Sensitive skin is much more likely to develop reactions and allergies to cosmetics, however many reaction to cosmetics for people with sensitive skin may not be associated with true allergies. It takes special attention to the details of foods and cosmetic ingredients to isolate what is causing simply red irritated skin and what is the cause of a true allergy. Either way anyone with sensitive skin knows that whether it is a true allergy or simply a reaction from sensitive skin it is desirable to avoid the cause of the reaction in the future.

Hypoallergenic Cosmetics
There is no such thing as hypoallergenic cosmetics. It is an oxymoron, because there are absolutely no substances on earth that can be guaranteed to not cause an allergic reaction for some people.  Hypoallergenic really means that it is less likely to cause an allergic reaction.

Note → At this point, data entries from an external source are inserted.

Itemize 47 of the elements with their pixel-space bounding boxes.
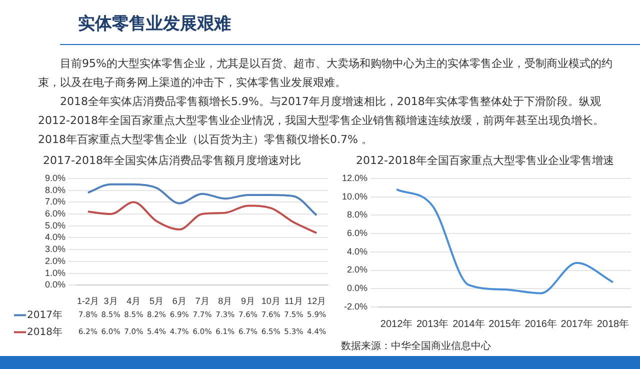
x-tick-label: 2014年 <box>452 318 485 330</box>
y-tick-label: 4.0% <box>45 232 66 242</box>
x-tick-label: 8月 <box>218 296 232 306</box>
y-tick-label: 7.0% <box>45 196 66 207</box>
x-tick-label: 6月 <box>172 296 186 306</box>
text: 实体零售业发展艰难 <box>78 13 231 35</box>
x-tick-label: 9月 <box>240 296 255 306</box>
y-tick-label: 10.0% <box>342 191 368 202</box>
x-tick-label: 2015年 <box>488 318 521 330</box>
y-tick-label: 0.0% <box>45 280 66 290</box>
x-tick-label: 7月 <box>195 296 210 306</box>
y-tick-label: -2.0% <box>344 301 368 312</box>
y-tick-label: 2.0% <box>45 256 66 266</box>
y-tick-label: 12.0% <box>342 172 368 183</box>
chart-title: 2017-2018年全国实体店消费品零售额月度增速对比 <box>42 153 302 168</box>
y-tick-label: 8.0% <box>45 184 66 195</box>
y-tick-label: 0.0% <box>347 283 368 294</box>
y-tick-label: 6.0% <box>347 228 368 238</box>
line-series <box>396 188 614 294</box>
legend-label: 2017年 <box>27 308 62 321</box>
text: 2018全年实体店消费品零售额增长5.9%。与2017年月度增速相比，2018年实体零售整体处于下滑阶段。纵观2012-2018年全国百家重点大型零售业企业情况，我国大型零售企业销售额增速连续放缓，前两年甚至出现负增长。2018年百家重点大型零售企业（以百货为主）零售额仅增长0.7% 。 <box>38 94 605 148</box>
y-tick-label: 4.0% <box>347 246 368 256</box>
line-series <box>86 183 318 216</box>
y-tick-label: 3.0% <box>45 244 66 254</box>
legend-label: 2018年 <box>27 326 62 338</box>
x-tick-label: 3月 <box>104 296 118 306</box>
chart-title: 2012-2018年全国百家重点大型零售业企业零售增速 <box>355 153 615 168</box>
x-tick-label: 2016年 <box>524 318 557 330</box>
y-tick-label: 8.0% <box>347 210 368 220</box>
x-tick-label: 2012年 <box>380 318 413 330</box>
x-tick-label: 2013年 <box>416 318 449 330</box>
line-series <box>86 201 318 234</box>
x-tick-label: 2018年 <box>596 318 630 330</box>
x-tick-label: 11月 <box>284 296 303 306</box>
y-tick-label: 9.0% <box>45 172 66 183</box>
source-note: 数据来源：中华全国商业信息中心 <box>341 340 491 353</box>
x-tick-label: 4月 <box>126 296 141 306</box>
x-tick-label: 1-2月 <box>76 296 99 306</box>
y-tick-label: 6.0% <box>45 208 66 218</box>
y-tick-label: 1.0% <box>45 268 66 278</box>
y-tick-label: 5.0% <box>45 220 66 230</box>
x-tick-label: 2017年 <box>560 318 594 330</box>
x-tick-label: 10月 <box>261 296 280 306</box>
x-tick-label: 5月 <box>150 296 164 306</box>
text: 目前95%的大型实体零售企业，尤其是以百货、超市、大卖场和购物中心为主的实体零售企业，受制商业模式的约束，以及在电子商务网上渠道的冲击下，实体零售业发展艰难。 <box>38 56 614 91</box>
y-tick-label: 2.0% <box>347 264 368 275</box>
x-tick-label: 12月 <box>307 296 326 306</box>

Common Allergens is Cosmetics and Household Products
Fragrances are a common source of allergic reaction in cosmetics. Again, there simply is nothing on earth, whether man-made or natural that is guaranteed to be hypoallergenic. A commonly unknown cause of allergic reaction to “fragrance free” cosmetics is actually fragrance chemicals. Yes, you read that right. There are often still fragrance oils in fragrance free cosmetics. This is one loophole in the cosmetic law that I would love to see closed. It is perfectly legal to call your product fragrance free and not label it with the term fragrance if, and only if, the fragrance was added to mask the aroma of another chemical in the formulation. 

“The ingredient or mixture of ingredients acting as a masking agent, i.e., covering the undesirable off-odor of a product without adding a discernable odor to it, may be declared by their individual name(s) or as "fragrance" (in lieu of a better designation). A masking agent present in a product at an insignificant level may be considered an incidental ingredient under § 701.3(1)(2)(iii) in which case it need not be declared on the label.” Source: FDA Labeling Manual

Sunscreens contain ingredients that are common allergens, but on the other hand no use of sunscreen can cause sun light allergies. You simply can’t win when you are allergy-prone. One tip that can be given is to apply sunscreen prior to going out in the sun. Hot skin can intensify the reaction.

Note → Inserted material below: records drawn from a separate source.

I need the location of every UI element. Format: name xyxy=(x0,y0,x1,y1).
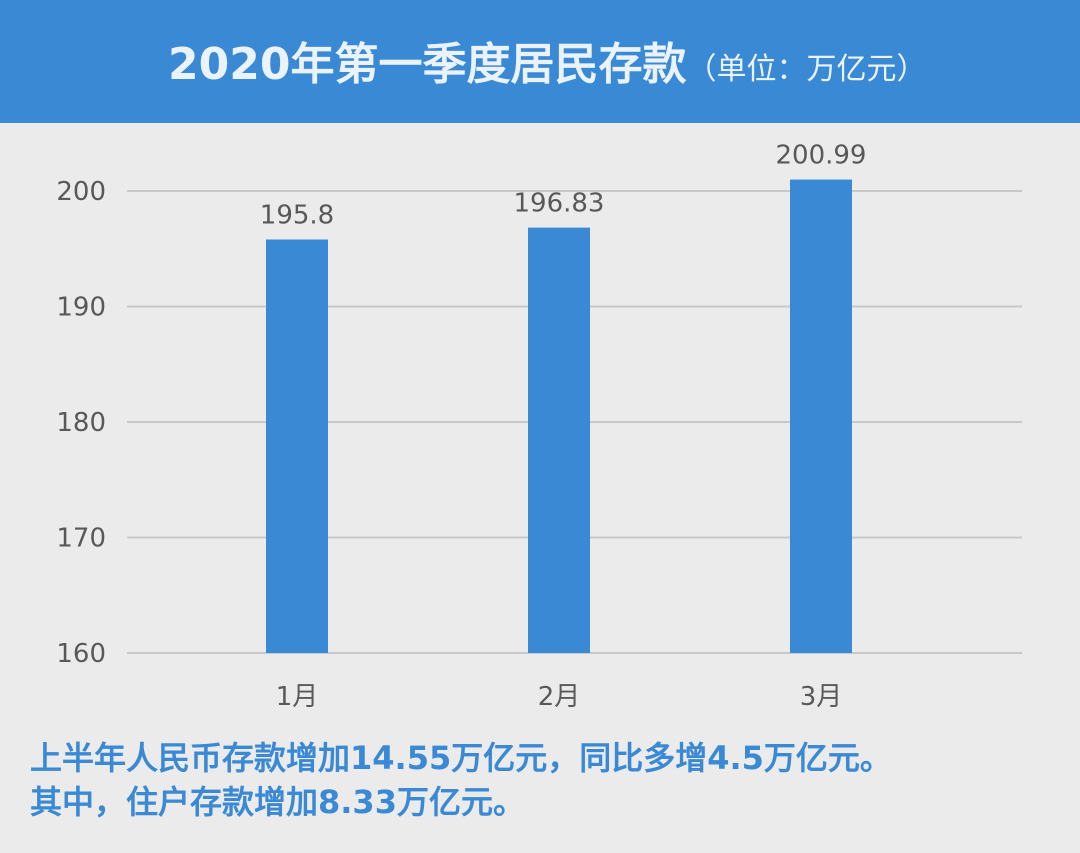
bar-1 xyxy=(266,239,328,653)
footnote: 上半年人民币存款增加14.55万亿元，同比多增4.5万亿元。 其中，住户存款增加… xyxy=(30,736,1070,824)
x-tick-label-1: 1月 xyxy=(276,682,319,712)
data-labels: 195.8 196.83 200.99 xyxy=(260,141,867,231)
y-tick-label: 190 xyxy=(56,293,106,323)
bar-2 xyxy=(528,227,590,653)
chart-unit: （单位：万亿元） xyxy=(686,52,927,87)
x-tick-label-2: 2月 xyxy=(538,682,581,712)
x-axis-ticks: 1月 2月 3月 xyxy=(276,682,843,712)
x-tick-label-3: 3月 xyxy=(800,682,843,712)
chart-title: 2020年第一季度居民存款（单位：万亿元） xyxy=(168,30,926,105)
chart-title-text: 2020年第一季度居民存款 xyxy=(168,39,687,90)
data-label-1: 195.8 xyxy=(260,201,334,231)
y-axis-ticks: 160 170 180 190 200 xyxy=(56,177,106,669)
y-tick-label: 170 xyxy=(56,524,106,554)
y-tick-label: 160 xyxy=(56,639,106,669)
y-tick-label: 200 xyxy=(56,177,106,207)
footnote-line-2: 其中，住户存款增加8.33万亿元。 xyxy=(30,783,525,821)
footnote-line-1: 上半年人民币存款增加14.55万亿元，同比多增4.5万亿元。 xyxy=(30,739,892,777)
bar-chart: 160 170 180 190 200 195.8 196.83 200.99 1月 2月 3月 xyxy=(56,141,1022,712)
data-label-3: 200.99 xyxy=(776,141,867,171)
data-label-2: 196.83 xyxy=(514,189,605,219)
header-banner: 2020年第一季度居民存款（单位：万亿元） xyxy=(0,0,1080,123)
bars xyxy=(266,179,852,653)
bar-3 xyxy=(790,179,852,653)
y-tick-label: 180 xyxy=(56,408,106,438)
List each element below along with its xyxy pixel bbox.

If you are allergy-prone the very best first step you can take in stopping ongoing reaction is to change your laundry detergent, dryer sheets and fabric softeners. Your clothes comes in contact with a large portion of your body and can commonly be the cause of rashes, hives and welts. Switch to a chemical and fragrance free laundry products.

If you’ve determined your laundry detergent is okay, do a patch test on your shoulder blade. Simply put a dab of product on your shoulder blade and then cover it with a large plaster in order to avoid rubbing of the product off on your clothes. After an hour you should know if there is a reaction.